Our quantize_to_fp4 function will automatically select one of these backends based on your GPU and the quantization parameters you select.
If you would like to force selection of a specific backend, you may specify it by setting backend=QuantizeBackend.cuda in quantize_to_fp4, or a_quantize_kwargs={"backend": QuantizeBackend.cuda}, w_quantize_kwargs={"backend": QuantizeBackend.cuda} in apply_ptq.

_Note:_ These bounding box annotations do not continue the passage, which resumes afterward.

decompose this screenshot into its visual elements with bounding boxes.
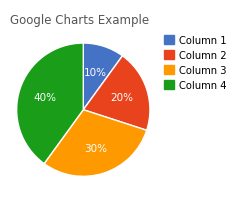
Text: 10%: 10% bbox=[84, 67, 107, 77]
Text: Google Charts Example: Google Charts Example bbox=[10, 14, 149, 27]
Wedge shape bbox=[17, 44, 83, 164]
Legend: Column 1, Column 2, Column 3, Column 4: Column 1, Column 2, Column 3, Column 4 bbox=[164, 35, 227, 90]
Text: 40%: 40% bbox=[34, 93, 57, 103]
Wedge shape bbox=[83, 57, 150, 131]
Text: 30%: 30% bbox=[84, 143, 107, 153]
Wedge shape bbox=[83, 44, 122, 110]
Text: 20%: 20% bbox=[110, 93, 133, 103]
Wedge shape bbox=[44, 110, 147, 176]
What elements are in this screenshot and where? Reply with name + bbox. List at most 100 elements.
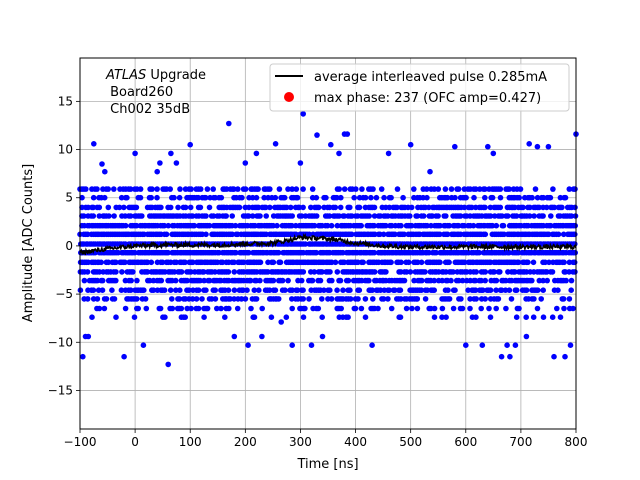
sample-point bbox=[411, 277, 417, 284]
sample-point bbox=[479, 342, 486, 349]
sample-point bbox=[512, 342, 519, 349]
sample-point bbox=[525, 259, 531, 266]
sample-point bbox=[249, 213, 256, 219]
sample-point bbox=[523, 287, 530, 294]
sample-point bbox=[137, 186, 144, 192]
sample-point bbox=[485, 143, 491, 150]
sample-point bbox=[371, 222, 378, 229]
sample-point bbox=[204, 305, 211, 312]
sample-point bbox=[560, 231, 567, 238]
sample-point bbox=[506, 287, 513, 294]
sample-point bbox=[96, 204, 103, 211]
sample-point bbox=[497, 194, 504, 201]
sample-point bbox=[526, 141, 532, 147]
sample-point bbox=[274, 222, 280, 229]
sample-point bbox=[171, 194, 177, 201]
sample-point bbox=[130, 269, 136, 275]
sample-point bbox=[159, 259, 166, 266]
plot-frame bbox=[79, 57, 577, 430]
sample-point bbox=[132, 150, 138, 157]
sample-point bbox=[121, 204, 127, 211]
annotation-italic: ATLAS bbox=[105, 68, 146, 83]
sample-point bbox=[128, 277, 134, 284]
sample-point bbox=[101, 194, 108, 201]
sample-point bbox=[378, 186, 385, 192]
x-axis-label: Time [ns] bbox=[296, 457, 358, 472]
sample-point bbox=[143, 305, 150, 312]
sample-point bbox=[80, 353, 86, 360]
sample-point bbox=[300, 314, 307, 321]
sample-point bbox=[311, 222, 318, 229]
sample-point bbox=[317, 277, 324, 284]
sample-point bbox=[557, 314, 564, 321]
sample-point bbox=[534, 143, 541, 150]
sample-point bbox=[570, 305, 576, 312]
sample-point bbox=[568, 277, 575, 284]
sample-point bbox=[165, 361, 171, 368]
sample-point bbox=[499, 213, 505, 219]
sample-point bbox=[187, 141, 193, 148]
sample-point bbox=[437, 259, 443, 266]
sample-point bbox=[461, 259, 468, 266]
sample-point bbox=[231, 296, 237, 302]
sample-point bbox=[279, 277, 286, 284]
sample-point bbox=[431, 305, 438, 312]
sample-point bbox=[300, 111, 307, 117]
sample-point bbox=[195, 287, 202, 294]
sample-point bbox=[239, 194, 245, 201]
sample-point bbox=[493, 287, 499, 294]
sample-point bbox=[141, 287, 147, 294]
sample-point bbox=[246, 249, 252, 256]
sample-point bbox=[203, 213, 209, 219]
sample-point bbox=[113, 277, 119, 284]
sample-point bbox=[309, 277, 316, 284]
sample-point bbox=[411, 186, 417, 192]
sample-point bbox=[328, 222, 335, 229]
sample-point bbox=[259, 333, 265, 340]
sample-point bbox=[253, 194, 260, 201]
sample-point bbox=[105, 186, 111, 192]
sample-point bbox=[150, 287, 157, 294]
sample-point bbox=[227, 296, 233, 302]
sample-point bbox=[439, 277, 446, 284]
sample-point bbox=[443, 314, 449, 321]
sample-point bbox=[111, 296, 118, 302]
sample-point bbox=[554, 305, 560, 312]
sample-point bbox=[319, 333, 326, 340]
sample-point bbox=[176, 296, 183, 302]
sample-point bbox=[517, 186, 524, 192]
sample-point bbox=[480, 287, 486, 294]
sample-point bbox=[487, 314, 494, 321]
sample-point bbox=[572, 231, 578, 238]
sample-point bbox=[470, 222, 477, 229]
sample-point bbox=[229, 231, 236, 238]
sample-point bbox=[422, 269, 428, 275]
x-tick-label: 600 bbox=[454, 435, 477, 449]
sample-point bbox=[134, 296, 140, 302]
sample-point bbox=[473, 314, 479, 321]
sample-point bbox=[135, 305, 141, 312]
sample-point bbox=[334, 194, 340, 201]
sample-point bbox=[231, 259, 237, 266]
sample-point bbox=[551, 204, 558, 211]
annotation-line3: Ch002 35dB bbox=[106, 102, 190, 117]
sample-point bbox=[137, 194, 144, 201]
sample-point bbox=[448, 277, 454, 284]
sample-point bbox=[476, 249, 483, 256]
sample-point bbox=[353, 186, 359, 192]
sample-point bbox=[81, 213, 87, 219]
sample-point bbox=[482, 269, 489, 275]
sample-point bbox=[512, 269, 518, 275]
sample-point bbox=[371, 249, 378, 256]
sample-point bbox=[113, 259, 119, 266]
sample-point bbox=[540, 213, 546, 219]
sample-point bbox=[182, 204, 189, 211]
sample-point bbox=[422, 296, 429, 302]
sample-point bbox=[555, 231, 562, 238]
sample-point bbox=[275, 249, 282, 256]
x-tick-label: 400 bbox=[344, 435, 367, 449]
sample-point bbox=[105, 204, 112, 211]
sample-point bbox=[472, 277, 479, 284]
sample-point bbox=[497, 269, 503, 275]
sample-point bbox=[408, 204, 415, 211]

In the coming days and weeks, we will be updating our implementation and publishing more code. Here are our highest-priority items at the moment:
- Match numerics of PyTorch and Triton backends to the CUDA backend
- Add support for other options (MXFP4, stochastic rounding, RHT, 2D block scaling, transposed inputs) in the CUDA implementation
- Release PTQ implementations for AWQ, GPTQ, and SmoothQuant
- Unit tests
- Training implementation + full NVFP4 linear layer with 4/6
We welcome contributions to our repository, but get in touch before making any substantial changes. Also, please make sure any code changes are compliant with our linter:
ruff checkPlease use the following BibTeX entry to cite this work:
@misc{cook2025sixaccuratenvfp4quantization,
title={Four Over Six: More Accurate NVFP4 Quantization with Adaptive Block Scaling},
author={Jack Cook and Junxian Guo and Guangxuan Xiao and Yujun Lin and Song Han},
year={2025},
eprint={2512.02010},
archivePrefix={arXiv},
primaryClass={cs.CL},
url={https://arxiv.org/abs/2512.02010},
}This repository is available under the MIT license. See the LICENSE.md file for details.